Things seem to work out at first, but the fear driving the creation of this quarantine facility excludes proper planning, and as food becomes scarce and the place becomes a mess, this dystopic society gives birth to a criminal element trying to rise to the top of the chain, and Gael Garcia Bernal is the catalyst, proclaiming himself as King of Ward Three, in straight opposition to Rufallo’s Ward One. Bernal gets his hands on a gun (which seems to have an unlimited amount of bullets), and Ward Three monopolises the food, forcing people to pay with their possessions and later with their women. In this land of the blind the previously blind seem to be king, or at least chief advisor to the king – as one man familiar with blindness now has a distinct advantage. And a war of sorts breaks out.
The film is not without flaw, as some scenes, to me, felt justified only by a misguided need to go the extra mile to shock the viewer as to the levels of brutality and animality that exists in man, even if the worst parts of it is not displayed on screen. Many things become irrelevant without sight, and this is not put to the fore strongly enough – a joke about people indicating their vote by raising their hands being the only mention of some of the effects. People walking around naked in the background brings another realisation – no need for clothing anymore. One thing I thought the movie had wrong, at least partially, is that people will stop using toilets and simply do their business everywhere. Do people not still remember toilets?
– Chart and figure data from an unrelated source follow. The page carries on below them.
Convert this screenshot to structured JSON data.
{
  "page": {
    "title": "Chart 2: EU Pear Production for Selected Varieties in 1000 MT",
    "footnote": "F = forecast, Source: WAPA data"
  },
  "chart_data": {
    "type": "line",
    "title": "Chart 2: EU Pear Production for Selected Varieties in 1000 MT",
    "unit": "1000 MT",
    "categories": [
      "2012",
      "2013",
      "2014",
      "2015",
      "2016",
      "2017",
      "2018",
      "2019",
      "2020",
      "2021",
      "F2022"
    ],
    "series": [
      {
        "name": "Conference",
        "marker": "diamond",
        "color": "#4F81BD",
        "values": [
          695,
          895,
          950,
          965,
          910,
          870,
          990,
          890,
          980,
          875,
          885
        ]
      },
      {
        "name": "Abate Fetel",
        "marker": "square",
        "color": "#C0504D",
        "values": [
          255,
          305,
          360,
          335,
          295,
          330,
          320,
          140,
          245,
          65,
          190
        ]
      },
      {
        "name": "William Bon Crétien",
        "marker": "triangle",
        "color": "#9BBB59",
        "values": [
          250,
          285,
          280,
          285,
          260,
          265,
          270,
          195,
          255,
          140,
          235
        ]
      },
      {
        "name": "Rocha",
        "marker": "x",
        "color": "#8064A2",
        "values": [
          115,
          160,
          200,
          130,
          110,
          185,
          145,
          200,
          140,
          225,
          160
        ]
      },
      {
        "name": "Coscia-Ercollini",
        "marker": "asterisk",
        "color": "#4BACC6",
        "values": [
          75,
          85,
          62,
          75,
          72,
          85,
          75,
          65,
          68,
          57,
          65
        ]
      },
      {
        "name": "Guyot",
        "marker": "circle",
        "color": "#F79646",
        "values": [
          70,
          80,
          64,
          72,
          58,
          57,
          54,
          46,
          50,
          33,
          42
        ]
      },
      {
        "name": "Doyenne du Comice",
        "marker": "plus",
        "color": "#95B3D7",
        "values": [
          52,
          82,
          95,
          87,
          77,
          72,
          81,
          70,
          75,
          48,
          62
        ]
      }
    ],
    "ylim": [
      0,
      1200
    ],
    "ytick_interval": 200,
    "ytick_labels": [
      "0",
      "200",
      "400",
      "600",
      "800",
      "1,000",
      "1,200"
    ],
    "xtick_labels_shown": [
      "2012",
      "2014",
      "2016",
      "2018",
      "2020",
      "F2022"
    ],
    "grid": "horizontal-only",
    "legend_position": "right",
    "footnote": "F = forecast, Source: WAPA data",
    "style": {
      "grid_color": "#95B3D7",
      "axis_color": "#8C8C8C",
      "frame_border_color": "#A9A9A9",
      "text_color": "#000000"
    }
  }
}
A moot point, I know.
The film is expertly filmed, making the viewer panic for a moment at times (even if just subconsciously), feeling the blindness. And it also brings across some more optimistic thinking regarding us humans, and by the end credits I was unsettled but smiling. If you believe you are a prisoner to anything, then you will be, and only those who punch through will effectively survive. Those that fall victim to their circumstances will rarely succeed, and the same goes for those who try to manipulate circumstances in their own favour. But those who find the beauty even in dire situations are the ones who will endure, as the Man with the Eye Patch (Glover) realises. Any diversity has a good side to it, even though it might not always be apparent at first.